Boulot, rétro, dodo
Après une belle année passée chez TVB à se faire ses premières armes sur les séries "Dragon, Tiger, Panther" et "CID", Ann Hui accepte de travailler pour l'organisme gouvernemental ICAC (Independant Commission Against Corruption). Un boulot plus restreint artistiquement (l'office venait d'être créé par l'Etat pour lutter contre les affaires de corruption et sensibiliser l'opinion publique contre ce véritable fléau criminel par cette série de films spécialement conçues pour la télévision sous contrôle du gouvernement), mais qui lui permet de gagner beaucoup plus et d'assumer ainsi les revenus financiers de sa famille suite au décès prématuré de son père.
Hui n'en a pas pour autant renoncé à sa propre démarche artistique en s'intéressant finalement davantage aux drames humains et aux conséquences, qu'au travail à proprement parler des hommes de l'ICAC; deux épisodes ("A man" et "Investigation") ont d'ailleurs été interdits pendant plus de 20 ans pour cause de traitement de corruption au sein même des forces de l'ordre et c'est d'un commun accord, que Hui quitte la série au bout de seulement six épisodes pour aller rejoindre la RTHK et singer trois épisodes de l'excellente série "Below the lion rock".
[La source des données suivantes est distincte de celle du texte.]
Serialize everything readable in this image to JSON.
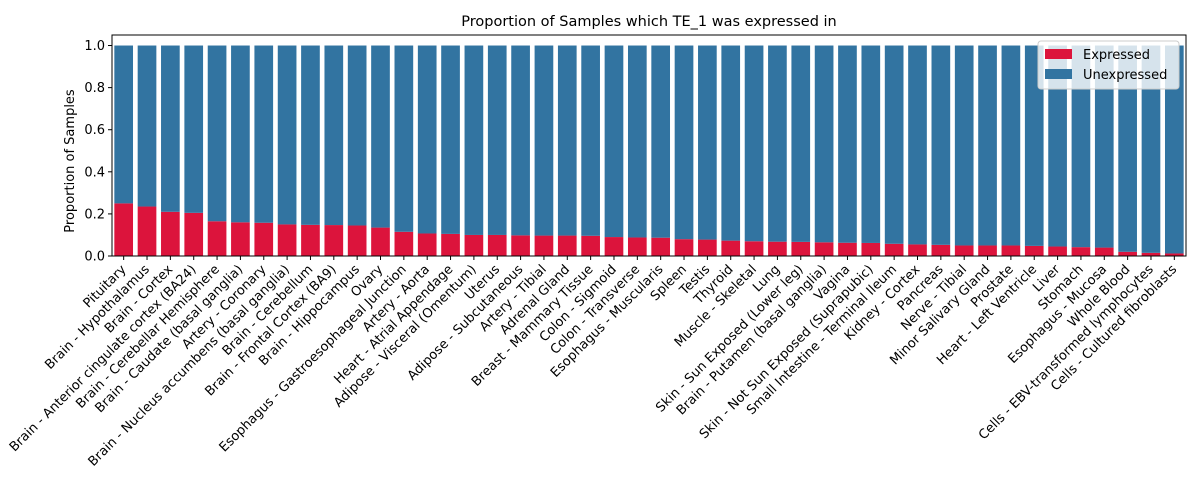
{
  "chart_data": {
    "type": "bar",
    "stacked": true,
    "title": "Proportion of Samples which TE_1 was expressed in",
    "xlabel": "",
    "ylabel": "Proportion of Samples",
    "ylim": [
      0,
      1.05
    ],
    "yticks": [
      "0.0",
      "0.2",
      "0.4",
      "0.6",
      "0.8",
      "1.0"
    ],
    "legend_position": "top-right",
    "categories": [
      "Pituitary",
      "Brain - Hypothalamus",
      "Brain - Cortex",
      "Brain - Anterior cingulate cortex (BA24)",
      "Brain - Cerebellar Hemisphere",
      "Brain - Caudate (basal ganglia)",
      "Artery - Coronary",
      "Brain - Nucleus accumbens (basal ganglia)",
      "Brain - Cerebellum",
      "Brain - Frontal Cortex (BA9)",
      "Brain - Hippocampus",
      "Ovary",
      "Esophagus - Gastroesophageal Junction",
      "Artery - Aorta",
      "Heart - Atrial Appendage",
      "Adipose - Visceral (Omentum)",
      "Uterus",
      "Adipose - Subcutaneous",
      "Artery - Tibial",
      "Adrenal Gland",
      "Breast - Mammary Tissue",
      "Colon - Sigmoid",
      "Colon - Transverse",
      "Esophagus - Muscularis",
      "Spleen",
      "Testis",
      "Thyroid",
      "Muscle - Skeletal",
      "Lung",
      "Skin - Sun Exposed (Lower leg)",
      "Brain - Putamen (basal ganglia)",
      "Vagina",
      "Skin - Not Sun Exposed (Suprapubic)",
      "Small Intestine - Terminal Ileum",
      "Kidney - Cortex",
      "Pancreas",
      "Nerve - Tibial",
      "Minor Salivary Gland",
      "Prostate",
      "Heart - Left Ventricle",
      "Liver",
      "Stomach",
      "Esophagus - Mucosa",
      "Whole Blood",
      "Cells - EBV-transformed lymphocytes",
      "Cells - Cultured fibroblasts"
    ],
    "series": [
      {
        "name": "Expressed",
        "color": "#dc143c",
        "values": [
          0.25,
          0.235,
          0.21,
          0.205,
          0.165,
          0.16,
          0.158,
          0.15,
          0.148,
          0.147,
          0.145,
          0.135,
          0.115,
          0.107,
          0.105,
          0.1,
          0.1,
          0.098,
          0.097,
          0.097,
          0.096,
          0.09,
          0.088,
          0.087,
          0.08,
          0.078,
          0.073,
          0.07,
          0.068,
          0.067,
          0.065,
          0.063,
          0.062,
          0.058,
          0.055,
          0.053,
          0.05,
          0.05,
          0.05,
          0.048,
          0.045,
          0.042,
          0.04,
          0.02,
          0.015,
          0.012
        ]
      },
      {
        "name": "Unexpressed",
        "color": "#3274a1",
        "values": [
          0.75,
          0.765,
          0.79,
          0.795,
          0.835,
          0.84,
          0.842,
          0.85,
          0.852,
          0.853,
          0.855,
          0.865,
          0.885,
          0.893,
          0.895,
          0.9,
          0.9,
          0.902,
          0.903,
          0.903,
          0.904,
          0.91,
          0.912,
          0.913,
          0.92,
          0.922,
          0.927,
          0.93,
          0.932,
          0.933,
          0.935,
          0.937,
          0.938,
          0.942,
          0.945,
          0.947,
          0.95,
          0.95,
          0.95,
          0.952,
          0.955,
          0.958,
          0.96,
          0.98,
          0.985,
          0.988
        ]
      }
    ]
  }
}
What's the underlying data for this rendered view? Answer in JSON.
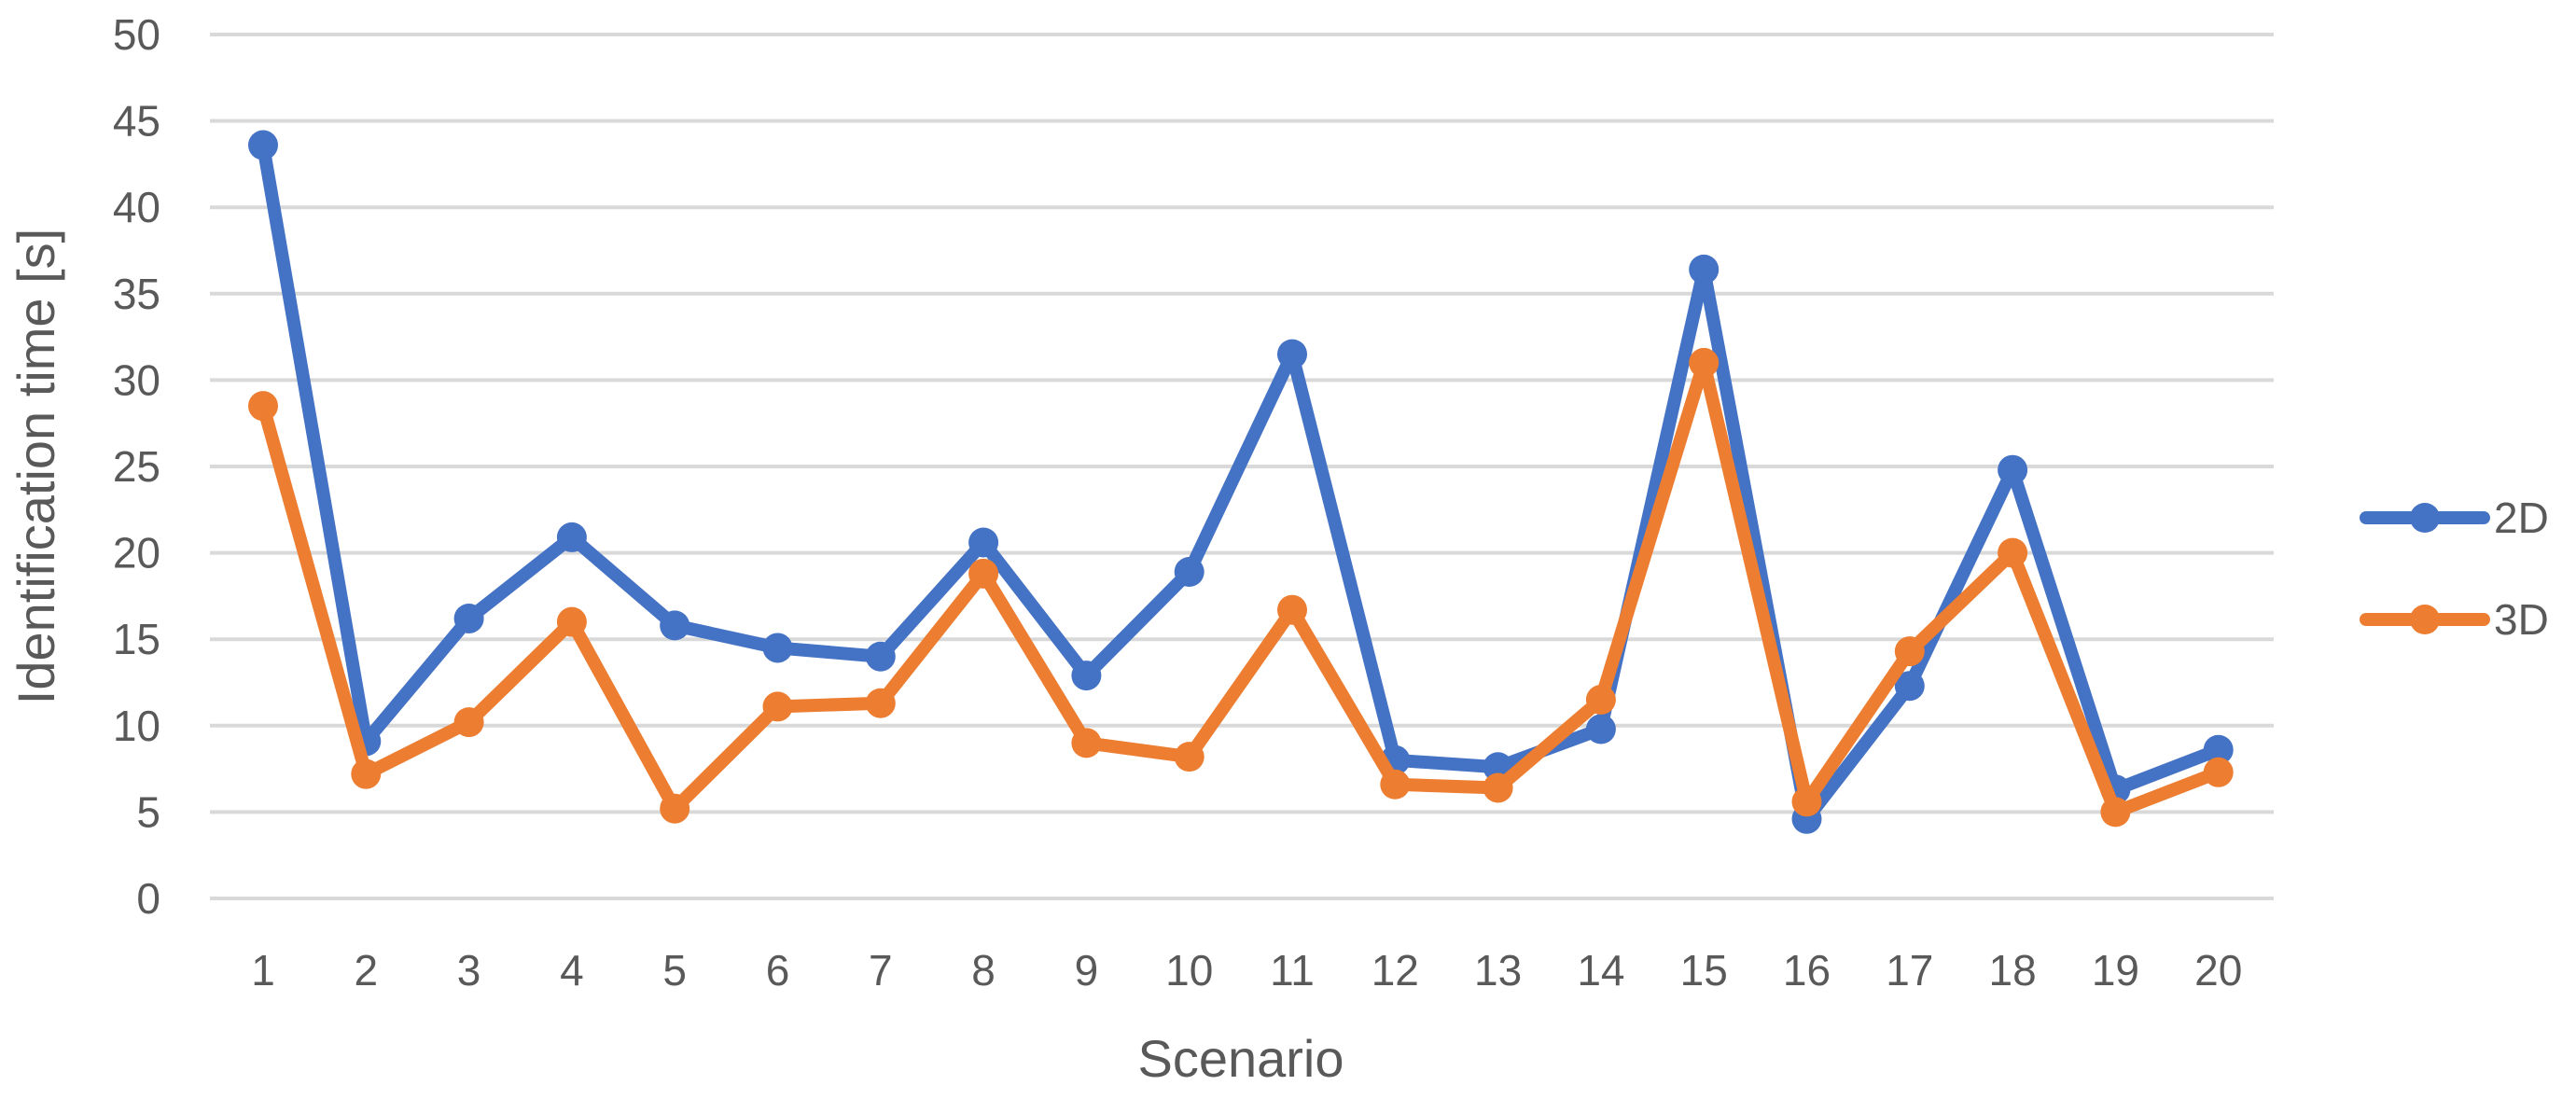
{
  "chart_data": {
    "type": "line",
    "title": "",
    "xlabel": "Scenario",
    "ylabel": "Identification time [s]",
    "ylim": [
      0,
      50
    ],
    "yticks": [
      0,
      5,
      10,
      15,
      20,
      25,
      30,
      35,
      40,
      45,
      50
    ],
    "x": [
      1,
      2,
      3,
      4,
      5,
      6,
      7,
      8,
      9,
      10,
      11,
      12,
      13,
      14,
      15,
      16,
      17,
      18,
      19,
      20
    ],
    "grid": "horizontal",
    "legend_position": "right",
    "series": [
      {
        "name": "2D",
        "color": "#4472C4",
        "values": [
          43.6,
          9.1,
          16.2,
          20.9,
          15.8,
          14.5,
          14.0,
          20.6,
          12.9,
          18.9,
          31.5,
          8.0,
          7.6,
          9.8,
          36.4,
          4.6,
          12.3,
          24.8,
          6.3,
          8.6
        ]
      },
      {
        "name": "3D",
        "color": "#ED7D31",
        "values": [
          28.5,
          7.2,
          10.2,
          16.0,
          5.2,
          11.1,
          11.3,
          18.8,
          9.0,
          8.2,
          16.7,
          6.6,
          6.4,
          11.5,
          31.0,
          5.6,
          14.3,
          20.0,
          5.0,
          7.3
        ]
      }
    ]
  }
}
Après plusieurs intrigues, qui s'écartaient grandement de la volonté du vrai ICAC de montrer le travail exemplaire réalisé par les agents de l'organisation, Ann Hui obéit donc à ses supérieurs en s'intéressant directement à l'un des agents. Elle choisit ainsi de dresser le portrait de May Cheng, une femme n'ayant aucune expérience du travail policier, mais qui est employée sur son seul bagout lors de son entretien d'embauche. Ce caractère féminin fort en gueule permet également de peser le pour et le contre de son travail, remettant constamment en question les façons de faire et la raison d'être même de l'agence – un nouvel épisode, qui n'a pas dû plaire beaucoup aux commanditaires de Hui.
Pourtant, "Black & White" (comme son titre l'indique) permet de donner un vrai aperçu du travail au quotidien des agents de l'ICAC au contact d'individus corrompus et aux méthodes parfois musclées pour arriver à démêler le vrai et le faux. Davantage encore, que les méthodes d'investigation, Hui s'interroge sur les conséquences du travail de l'ICAC sur la vie des personnes condamnées avec – parfois – la prie des issues: le suicide même des hommes attrapées, incapables de confronter la réalité et de répondre publiquement de leurs actes.
La fin hyper abrupte est ainsi à la parfaite image du travail dans l'entier: mi-figue, mi-raisin avec un chacun de se faire sa propre opinion.